And what about the charge that Romney’s policies would provide even worse fiscal management with his across-the-board cuts in tax rates and sharply higher spending on national defense?
In fact, the candidate and his aides have become increasingly outspoken in promising that they will never allow their tax changes to bring about a reduction in revenues, while anticipating a sharp increase in the money flow to Washington once the economy resumes normal levels of growth. In Ohio on Sept. 26, Romney told a crowd not to expect any reduction in their overall tax burdens because his lower rates would be combined with sweeping tax simplification and the elimination of loopholes. Ronald Reagan succeeded with the same approach in 1986—dropping the top marginal rate all the way from 50 percent to 28 percent, while seeing revenues increase from 17.3 percent of GDP in ’86 to 18 percent in ’90, when the tax cuts had been fully implemented.

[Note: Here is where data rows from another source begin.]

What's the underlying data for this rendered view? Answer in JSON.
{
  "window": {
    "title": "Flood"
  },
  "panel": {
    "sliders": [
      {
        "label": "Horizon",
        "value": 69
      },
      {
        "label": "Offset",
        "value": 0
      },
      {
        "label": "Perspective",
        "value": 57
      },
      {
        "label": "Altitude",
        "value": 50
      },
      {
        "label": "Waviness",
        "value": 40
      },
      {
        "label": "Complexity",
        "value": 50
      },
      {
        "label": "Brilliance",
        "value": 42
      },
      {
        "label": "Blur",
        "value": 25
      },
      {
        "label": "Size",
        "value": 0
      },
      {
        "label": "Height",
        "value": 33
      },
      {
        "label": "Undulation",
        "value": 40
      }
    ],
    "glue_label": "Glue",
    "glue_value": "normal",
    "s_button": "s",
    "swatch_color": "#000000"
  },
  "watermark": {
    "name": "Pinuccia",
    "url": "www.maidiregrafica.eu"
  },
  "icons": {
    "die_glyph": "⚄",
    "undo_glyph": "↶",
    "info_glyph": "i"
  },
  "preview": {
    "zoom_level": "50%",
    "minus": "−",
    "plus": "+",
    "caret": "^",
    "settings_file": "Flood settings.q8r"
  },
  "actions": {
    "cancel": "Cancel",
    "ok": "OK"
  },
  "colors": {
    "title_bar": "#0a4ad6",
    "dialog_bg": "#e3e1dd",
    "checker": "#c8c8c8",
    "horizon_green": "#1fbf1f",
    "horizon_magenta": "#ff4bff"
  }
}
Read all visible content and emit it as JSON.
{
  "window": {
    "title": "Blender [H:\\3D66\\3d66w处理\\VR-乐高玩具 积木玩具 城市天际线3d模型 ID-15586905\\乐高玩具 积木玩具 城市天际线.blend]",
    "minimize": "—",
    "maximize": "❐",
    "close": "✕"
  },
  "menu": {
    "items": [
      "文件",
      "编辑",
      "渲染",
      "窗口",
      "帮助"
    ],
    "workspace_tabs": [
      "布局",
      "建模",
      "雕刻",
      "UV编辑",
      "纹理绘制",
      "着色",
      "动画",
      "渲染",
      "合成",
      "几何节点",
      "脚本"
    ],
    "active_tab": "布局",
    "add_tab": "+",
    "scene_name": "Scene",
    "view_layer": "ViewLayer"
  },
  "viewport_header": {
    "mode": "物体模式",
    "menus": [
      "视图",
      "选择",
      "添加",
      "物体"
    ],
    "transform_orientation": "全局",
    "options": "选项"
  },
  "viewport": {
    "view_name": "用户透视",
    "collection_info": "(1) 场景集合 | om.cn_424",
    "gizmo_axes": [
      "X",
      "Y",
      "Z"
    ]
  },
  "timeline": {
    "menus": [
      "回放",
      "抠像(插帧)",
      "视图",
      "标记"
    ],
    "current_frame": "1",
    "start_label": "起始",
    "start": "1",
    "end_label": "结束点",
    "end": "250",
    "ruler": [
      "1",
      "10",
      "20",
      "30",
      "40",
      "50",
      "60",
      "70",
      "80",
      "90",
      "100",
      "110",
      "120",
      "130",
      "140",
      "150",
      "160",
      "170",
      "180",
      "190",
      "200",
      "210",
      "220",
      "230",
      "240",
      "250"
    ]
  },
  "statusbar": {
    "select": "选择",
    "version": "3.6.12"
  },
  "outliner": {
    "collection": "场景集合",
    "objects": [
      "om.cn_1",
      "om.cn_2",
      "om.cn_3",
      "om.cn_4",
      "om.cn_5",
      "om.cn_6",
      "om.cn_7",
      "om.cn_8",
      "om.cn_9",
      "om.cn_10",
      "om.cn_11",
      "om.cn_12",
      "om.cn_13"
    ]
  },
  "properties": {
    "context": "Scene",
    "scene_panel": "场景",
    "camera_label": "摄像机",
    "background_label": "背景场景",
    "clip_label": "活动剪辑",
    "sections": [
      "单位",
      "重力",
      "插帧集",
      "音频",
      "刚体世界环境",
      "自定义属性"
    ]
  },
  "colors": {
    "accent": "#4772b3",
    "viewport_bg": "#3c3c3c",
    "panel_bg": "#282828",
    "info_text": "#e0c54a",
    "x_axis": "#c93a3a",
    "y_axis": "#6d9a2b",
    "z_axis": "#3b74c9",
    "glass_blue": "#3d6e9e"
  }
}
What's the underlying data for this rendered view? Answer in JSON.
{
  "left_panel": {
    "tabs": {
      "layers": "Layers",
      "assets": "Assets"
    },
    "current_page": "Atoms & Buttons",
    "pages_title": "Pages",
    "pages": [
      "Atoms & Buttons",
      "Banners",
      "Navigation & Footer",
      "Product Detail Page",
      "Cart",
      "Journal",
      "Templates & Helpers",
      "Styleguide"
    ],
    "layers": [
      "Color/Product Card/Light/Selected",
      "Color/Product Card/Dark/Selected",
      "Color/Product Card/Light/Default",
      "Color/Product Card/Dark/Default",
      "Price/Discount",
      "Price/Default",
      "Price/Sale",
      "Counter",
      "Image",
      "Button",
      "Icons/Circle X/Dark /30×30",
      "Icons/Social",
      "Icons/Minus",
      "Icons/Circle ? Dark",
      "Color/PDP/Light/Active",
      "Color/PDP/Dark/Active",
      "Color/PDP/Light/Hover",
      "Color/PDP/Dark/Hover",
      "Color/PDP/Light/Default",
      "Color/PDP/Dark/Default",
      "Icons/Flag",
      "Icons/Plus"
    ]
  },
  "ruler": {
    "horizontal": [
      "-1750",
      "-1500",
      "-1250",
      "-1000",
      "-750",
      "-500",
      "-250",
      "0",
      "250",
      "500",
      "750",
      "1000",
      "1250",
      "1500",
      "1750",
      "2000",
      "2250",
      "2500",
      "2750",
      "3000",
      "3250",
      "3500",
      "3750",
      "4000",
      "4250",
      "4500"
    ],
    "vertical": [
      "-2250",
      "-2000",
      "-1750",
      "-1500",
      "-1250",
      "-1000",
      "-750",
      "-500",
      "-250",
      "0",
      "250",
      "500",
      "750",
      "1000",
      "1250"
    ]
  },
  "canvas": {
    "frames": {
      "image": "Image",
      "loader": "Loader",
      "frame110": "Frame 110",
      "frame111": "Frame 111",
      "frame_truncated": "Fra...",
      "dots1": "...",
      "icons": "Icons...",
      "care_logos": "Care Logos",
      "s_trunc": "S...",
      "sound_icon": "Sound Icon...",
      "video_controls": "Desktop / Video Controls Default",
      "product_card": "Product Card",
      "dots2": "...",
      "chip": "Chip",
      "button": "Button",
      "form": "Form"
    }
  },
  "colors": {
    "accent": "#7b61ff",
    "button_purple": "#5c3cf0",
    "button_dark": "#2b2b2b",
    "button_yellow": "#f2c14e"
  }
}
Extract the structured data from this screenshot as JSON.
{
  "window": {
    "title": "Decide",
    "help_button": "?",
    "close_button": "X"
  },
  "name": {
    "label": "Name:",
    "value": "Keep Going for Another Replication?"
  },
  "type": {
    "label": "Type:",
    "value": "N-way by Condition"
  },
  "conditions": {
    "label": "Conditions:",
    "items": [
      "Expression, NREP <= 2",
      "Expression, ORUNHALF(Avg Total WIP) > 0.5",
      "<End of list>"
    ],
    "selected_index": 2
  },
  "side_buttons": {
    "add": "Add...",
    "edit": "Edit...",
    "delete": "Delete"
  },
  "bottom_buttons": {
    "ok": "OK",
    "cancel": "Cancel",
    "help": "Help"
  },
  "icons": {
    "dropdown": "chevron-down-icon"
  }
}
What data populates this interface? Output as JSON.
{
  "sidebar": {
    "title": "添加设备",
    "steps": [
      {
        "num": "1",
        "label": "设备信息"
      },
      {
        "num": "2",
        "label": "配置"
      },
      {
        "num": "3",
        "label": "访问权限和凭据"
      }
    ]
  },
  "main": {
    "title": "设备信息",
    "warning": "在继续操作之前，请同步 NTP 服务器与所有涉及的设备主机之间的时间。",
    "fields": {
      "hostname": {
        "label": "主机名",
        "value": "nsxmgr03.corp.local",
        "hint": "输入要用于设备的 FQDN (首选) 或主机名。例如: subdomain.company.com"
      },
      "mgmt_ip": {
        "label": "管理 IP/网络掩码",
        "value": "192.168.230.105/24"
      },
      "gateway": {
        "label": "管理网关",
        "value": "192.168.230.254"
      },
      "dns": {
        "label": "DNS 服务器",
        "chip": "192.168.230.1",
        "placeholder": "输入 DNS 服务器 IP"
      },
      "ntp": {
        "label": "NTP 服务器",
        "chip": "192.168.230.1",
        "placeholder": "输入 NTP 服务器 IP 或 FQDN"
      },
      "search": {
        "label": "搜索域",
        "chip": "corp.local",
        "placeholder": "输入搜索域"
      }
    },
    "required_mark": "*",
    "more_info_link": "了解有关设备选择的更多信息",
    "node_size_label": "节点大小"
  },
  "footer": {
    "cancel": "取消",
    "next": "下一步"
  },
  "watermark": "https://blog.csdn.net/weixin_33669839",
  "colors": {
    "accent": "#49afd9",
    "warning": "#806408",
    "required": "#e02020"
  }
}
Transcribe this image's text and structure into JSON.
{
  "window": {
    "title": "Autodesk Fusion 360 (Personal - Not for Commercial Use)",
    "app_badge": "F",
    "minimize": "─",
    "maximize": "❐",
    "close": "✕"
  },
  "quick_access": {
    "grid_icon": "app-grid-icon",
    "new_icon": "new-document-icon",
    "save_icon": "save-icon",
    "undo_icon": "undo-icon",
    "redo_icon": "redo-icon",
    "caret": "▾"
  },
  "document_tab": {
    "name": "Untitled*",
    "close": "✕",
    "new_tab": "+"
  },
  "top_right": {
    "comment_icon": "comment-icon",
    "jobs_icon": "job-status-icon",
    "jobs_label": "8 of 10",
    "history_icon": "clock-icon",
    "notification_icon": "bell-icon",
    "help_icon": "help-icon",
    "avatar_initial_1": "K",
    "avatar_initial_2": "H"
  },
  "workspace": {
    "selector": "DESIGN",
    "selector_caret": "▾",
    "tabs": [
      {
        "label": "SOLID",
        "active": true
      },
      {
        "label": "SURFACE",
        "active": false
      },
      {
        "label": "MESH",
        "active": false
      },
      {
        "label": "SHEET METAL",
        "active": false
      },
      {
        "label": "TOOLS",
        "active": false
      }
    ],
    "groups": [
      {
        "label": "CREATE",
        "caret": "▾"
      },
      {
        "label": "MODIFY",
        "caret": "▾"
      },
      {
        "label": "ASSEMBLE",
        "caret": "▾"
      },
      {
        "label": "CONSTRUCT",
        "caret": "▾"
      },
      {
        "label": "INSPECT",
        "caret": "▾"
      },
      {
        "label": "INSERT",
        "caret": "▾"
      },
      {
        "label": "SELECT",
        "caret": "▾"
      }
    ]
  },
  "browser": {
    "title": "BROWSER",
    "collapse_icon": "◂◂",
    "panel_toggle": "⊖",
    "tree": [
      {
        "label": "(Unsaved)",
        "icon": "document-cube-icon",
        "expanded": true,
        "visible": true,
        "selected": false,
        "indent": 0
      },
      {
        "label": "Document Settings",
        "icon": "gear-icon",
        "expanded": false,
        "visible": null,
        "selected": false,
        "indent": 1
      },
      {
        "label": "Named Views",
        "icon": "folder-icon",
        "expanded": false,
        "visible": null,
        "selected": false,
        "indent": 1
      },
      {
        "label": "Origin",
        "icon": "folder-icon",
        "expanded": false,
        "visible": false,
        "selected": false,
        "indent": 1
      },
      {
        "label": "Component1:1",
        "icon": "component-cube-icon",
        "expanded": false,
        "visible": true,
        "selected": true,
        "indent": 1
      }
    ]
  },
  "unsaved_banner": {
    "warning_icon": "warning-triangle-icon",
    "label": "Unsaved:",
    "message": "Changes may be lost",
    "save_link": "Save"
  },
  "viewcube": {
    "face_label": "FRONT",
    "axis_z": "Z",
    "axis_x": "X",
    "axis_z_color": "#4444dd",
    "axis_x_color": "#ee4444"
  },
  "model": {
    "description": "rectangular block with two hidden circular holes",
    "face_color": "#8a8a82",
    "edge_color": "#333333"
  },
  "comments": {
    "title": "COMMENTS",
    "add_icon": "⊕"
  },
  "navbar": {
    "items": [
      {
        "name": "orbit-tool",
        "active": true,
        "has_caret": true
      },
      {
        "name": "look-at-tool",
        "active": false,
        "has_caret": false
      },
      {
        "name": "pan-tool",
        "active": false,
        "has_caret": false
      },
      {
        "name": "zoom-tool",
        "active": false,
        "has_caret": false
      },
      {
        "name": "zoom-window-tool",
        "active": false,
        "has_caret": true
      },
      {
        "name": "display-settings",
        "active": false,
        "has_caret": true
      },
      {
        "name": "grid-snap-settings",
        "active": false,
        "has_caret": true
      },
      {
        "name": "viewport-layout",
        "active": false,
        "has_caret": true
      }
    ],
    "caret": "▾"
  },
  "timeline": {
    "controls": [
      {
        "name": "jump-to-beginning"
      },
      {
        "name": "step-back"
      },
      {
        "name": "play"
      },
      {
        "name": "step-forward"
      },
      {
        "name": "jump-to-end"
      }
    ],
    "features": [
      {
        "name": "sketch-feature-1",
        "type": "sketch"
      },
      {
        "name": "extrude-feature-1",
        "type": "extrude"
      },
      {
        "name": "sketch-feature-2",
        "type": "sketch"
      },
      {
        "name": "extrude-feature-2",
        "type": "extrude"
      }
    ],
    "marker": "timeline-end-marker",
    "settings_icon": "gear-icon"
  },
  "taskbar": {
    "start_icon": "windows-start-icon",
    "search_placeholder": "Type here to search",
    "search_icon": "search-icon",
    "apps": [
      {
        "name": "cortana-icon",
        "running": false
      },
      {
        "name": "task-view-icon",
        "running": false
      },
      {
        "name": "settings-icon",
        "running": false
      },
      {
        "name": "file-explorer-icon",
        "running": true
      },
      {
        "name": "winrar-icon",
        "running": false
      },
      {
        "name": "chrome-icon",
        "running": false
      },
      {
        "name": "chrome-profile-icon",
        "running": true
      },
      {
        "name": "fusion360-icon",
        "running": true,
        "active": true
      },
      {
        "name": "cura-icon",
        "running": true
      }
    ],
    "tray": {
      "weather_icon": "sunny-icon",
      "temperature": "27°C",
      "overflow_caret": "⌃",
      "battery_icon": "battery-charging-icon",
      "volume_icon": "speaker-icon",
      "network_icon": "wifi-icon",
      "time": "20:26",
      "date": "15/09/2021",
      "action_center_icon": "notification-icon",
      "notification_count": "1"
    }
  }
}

In terms of spending, Romney not only promises a legally mandated spending cap of 20 percent of GDP (which would require massive cuts in most federal programs) but also faces a radically different situation that would make it impossible for him to duplicate the spendthrift excesses of either Obama or Bush. When W. took the helm in 2001, he faced the delightful prospect of a substantial surplus and so pushed hard for increased spending on education and other priorities, even before the big added costs of Iraq, Afghanistan, and the War on Terror.